I run from love, also. I run from love and anyone who might see the authentic me. I always have and well, to quote a Chris Farley character, "I'm working on it!"
I'm happy you were reminded of a relationship that ran a natural course. You, Melissa, are so lovable. You are lovable when you don't feel well and you are lovable when you are being strong. You are lovable when you are angry and you are lovable when you are sad. And I sound like Dr. Seuss so I'm gonna stop.
I do know this; love, caring, peace, and acceptance prevail. Not the romantic kind of love but the deep, visceral and real kind. And like you told me, not *everyone* leaves, even as we are dying. Some people will pull closer in fact.
I do know this; I couldn't love you any more than I do right now. And I'm here and not going anywhere and when I die, well, I don't know what then but I'm kinda naggy and kvetchy so I'm guessing I will still be reachable in some way.
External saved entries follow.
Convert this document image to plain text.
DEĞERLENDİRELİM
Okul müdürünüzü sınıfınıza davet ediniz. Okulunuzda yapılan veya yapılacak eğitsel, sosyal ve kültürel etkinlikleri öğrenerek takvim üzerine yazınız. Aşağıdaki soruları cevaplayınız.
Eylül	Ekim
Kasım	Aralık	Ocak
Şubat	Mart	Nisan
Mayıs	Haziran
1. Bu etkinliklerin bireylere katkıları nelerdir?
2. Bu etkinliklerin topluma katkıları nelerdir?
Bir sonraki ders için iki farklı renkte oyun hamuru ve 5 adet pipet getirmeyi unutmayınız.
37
I love you. I hope this makes sense.
Love,
Amy
Thank you WT. I love you. I needed to hear this.
ReplyDeleteYes, you are indeed a lovely and lovable woman. I'm so glad your friend reminded you of that.
ReplyDeleteI think you are exactly right about why people disappear--they are afraid of mortality. I saw it over and over again when I was caring for my friend with AIDS. The excuses were different each time, but it always came down to the fact that they couldn't handle what I (and my friend) were dealing with. Or maybe they just didn't want to, I don't know, but it still hurt. It isn't your fault, but I know that doesn't make it any easier.